What are the dos and don'ts regarding cleaning a bamboo cutting board?
How to let it live a long life?

I heard people talking about using mineral oil w.r.t the same. How much and when use it?

  • most mineral oil is petroleum based and it'll be in contact with your food, if you're ok with it, consider finding food-grade mineral oil.
    – MandoMando
    May 25, 2013 at 22:33
  • Food grade is definitely implied here.
    – SAJ14SAJ
    May 31, 2013 at 8:10
  • 1
    An inexpensive such mineral oil is sold by IKEA. Sep 30, 2016 at 8:44

7 Answers 7


The care of bamboo cutting boards is extremely similar to that of traditional wood cutting boards:

  • Prime them with mineral oil, and refresh it every month or so. (Wipe with oil, let sit for a while, perhaps 15-20 minutes, wipe off).
  • Wash only with mild soap, and rinse and dry immediately. (Wipe off and let air dry.) Don't put in a dishwasher.
  • If using for raw meat, you can sanitize with a very dilute bleach solution (about a teaspoon of liquid bleach per quart of water, 5 mL per liter). Rinse thoroughly afterwards.

I bought coconut oil just for my bamboo cutting boards. I am not going to use a petroleum product like mineral oil for all kinds of reasons.
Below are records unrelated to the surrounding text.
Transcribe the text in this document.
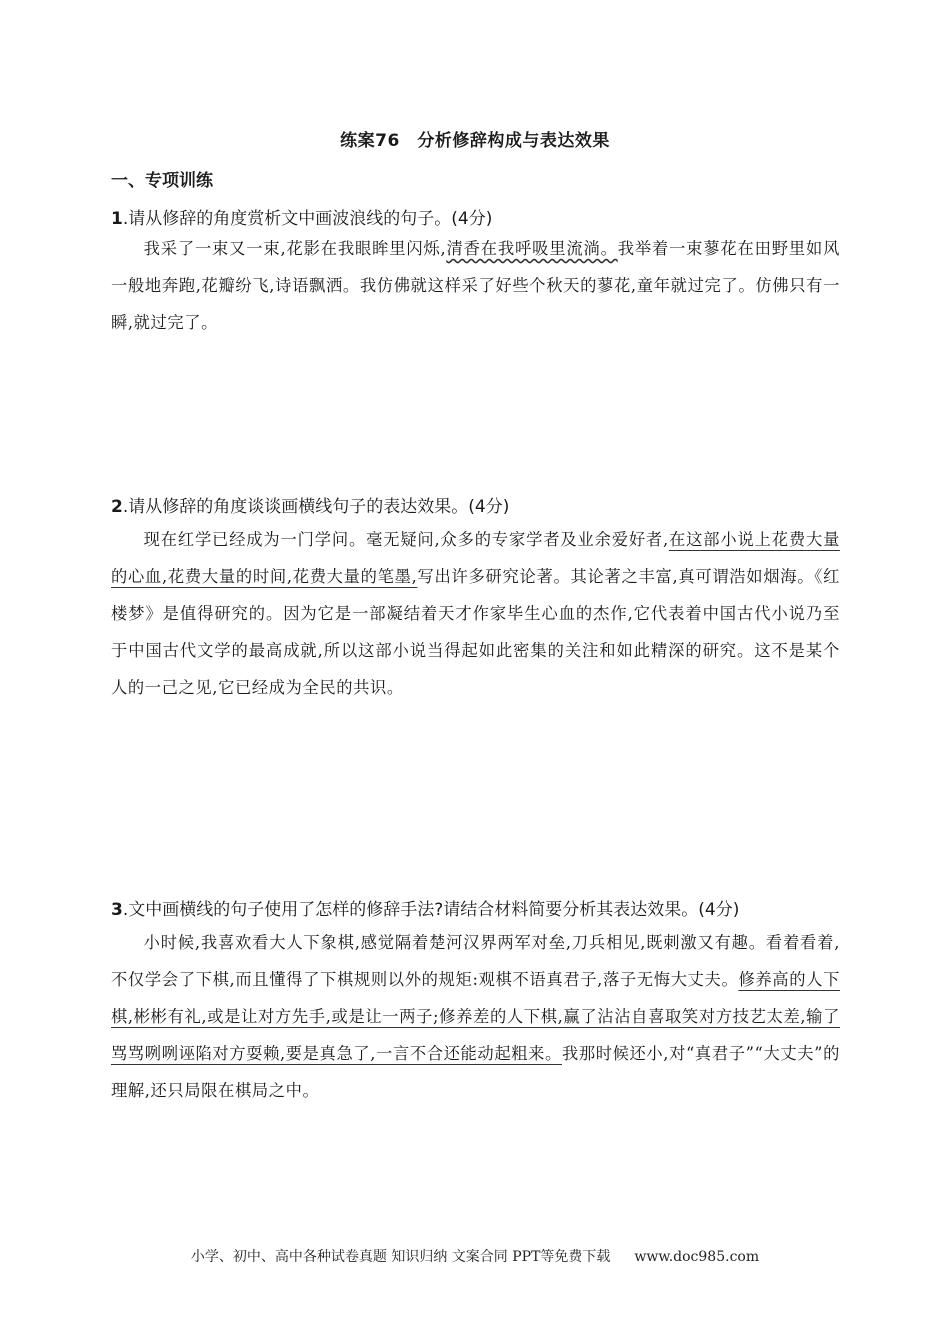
练案76　分析修辞构成与表达效果
一、专项训练
1.请从修辞的角度赏析文中画波浪线的句子。(4分)
我采了一束又一束,花影在我眼眸里闪烁,清香在我呼吸里流淌。我举着一束蓼花在田野里如风一般地奔跑,花瓣纷飞,诗语飘洒。我仿佛就这样采了好些个秋天的蓼花,童年就过完了。仿佛只有一瞬,就过完了。
2.请从修辞的角度谈谈画横线句子的表达效果。(4分)
现在红学已经成为一门学问。毫无疑问,众多的专家学者及业余爱好者,在这部小说上花费大量的心血,花费大量的时间,花费大量的笔墨,写出许多研究论著。其论著之丰富,真可谓浩如烟海。《红楼梦》是值得研究的。因为它是一部凝结着天才作家毕生心血的杰作,它代表着中国古代小说乃至于中国古代文学的最高成就,所以这部小说当得起如此密集的关注和如此精深的研究。这不是某个人的一己之见,它已经成为全民的共识。
3.文中画横线的句子使用了怎样的修辞手法?请结合材料简要分析其表达效果。(4分)
小时候,我喜欢看大人下象棋,感觉隔着楚河汉界两军对垒,刀兵相见,既刺激又有趣。看着看着,不仅学会了下棋,而且懂得了下棋规则以外的规矩:观棋不语真君子,落子无悔大丈夫。修养高的人下棋,彬彬有礼,或是让对方先手,或是让一两子;修养差的人下棋,赢了沾沾自喜取笑对方技艺太差,输了骂骂咧咧诬陷对方耍赖,要是真急了,一言不合还能动起粗来。我那时候还小,对“真君子”“大丈夫”的理解,还只局限在棋局之中。
小学、初中、高中各种试卷真题 知识归纳 文案合同 PPT等免费下载 www.doc985.com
I can't use any dish soaps so I did research on cleaning. I want my dishes to be at least as clean as ones washed with dish soap. I learned that it is not the product used, it is the rubbing motion that does the cleaning. So I wash things with baking soda dissolved in hot water. I use it for pretty much everything. Dishes, clothes, me. Soaking baked on stuff over night with baking soda works great. Probably not for my cutting board though. I also use vinegar and water. I don't use the baking soda and vinegar together for things other than laundry. Putting them together just creates a base. The chemical reaction provides cleaning for laundry, but I don't think it does much for hard surfaces. Vinegar was used in hospitals in England during the cholera epidemic. It is much better and safer than bleach. Also safer than dish soap that can make you sick of not rinsed well.

I have had wood cutting boards warp from getting too wet. I have just set them with the warp up and steamed them from the bottom with a waight on top. Straightened quite well.


Owning a bamboo cutting board is no different than any other style of wood. Rub it down with your preferred oil, i personally use peanut oil but mineral oil works as well. You can wipe the cutting board down with white vinegar to help sanitize it. Never leave water or juice from meats or veggies sitting on the cutting board for an extended period of time as it will warp the wood and cause the surface to become uneven.


I use lemon oil and olive to to keep my bamboo board looking new and smelling nice. After each use, I rinse it with hot vinegar water, then apply a light coat of the oil. 30 drips lemon oil to 1/4 cup olive oil. This is also what I use to polish my wood furniture. A little goes a long way! I use paper towel on cut board, but a soft cloth for furniture! My home smells nice too.


Please don't use the coconut oil you use for cooking to condition your wood/bamboo cutting board. It will attract bacteria and go rancid. They do make specially processed coconut oil for cutting boards, but it is not the same thing. If petroleum bothers you, try beeswax. Generally speaking, if you can cook with it, don't use it to condition your cutting boards. Here is a good list of safe conditioners.

Coconut oil is not the solution to everything. Lots of things, but not this.


Refined coconut oil, such as Dunn’s River, is what I use occasionally to ‘season’ the bamboo cutting board (it does NOT go rancid, as warned in an earlier post). After thoroughly cleansing the board, and while the board is still damp, I apply a very thin layer of coconut oil dabbed on kitchen tissue. The dampness helps to keep the oil on the upper surface*, without absorbing the oil into the thickness of the board. As the board dries the bamboo is rejuvenated. [* as oil always remains above water].

Where room temperature is around 22 degree C, the advantage with coconut oil is that it is still in jelly form and helps to be spread as a thin layer on the damp board. Adding lemon oil could be good, but I haven’t tried it.


I use lemons and corse kosher salt to sterilize and remove stains. After the board dries, season with mineral oil. I get the kind you use for a laxative to make sure its food grade!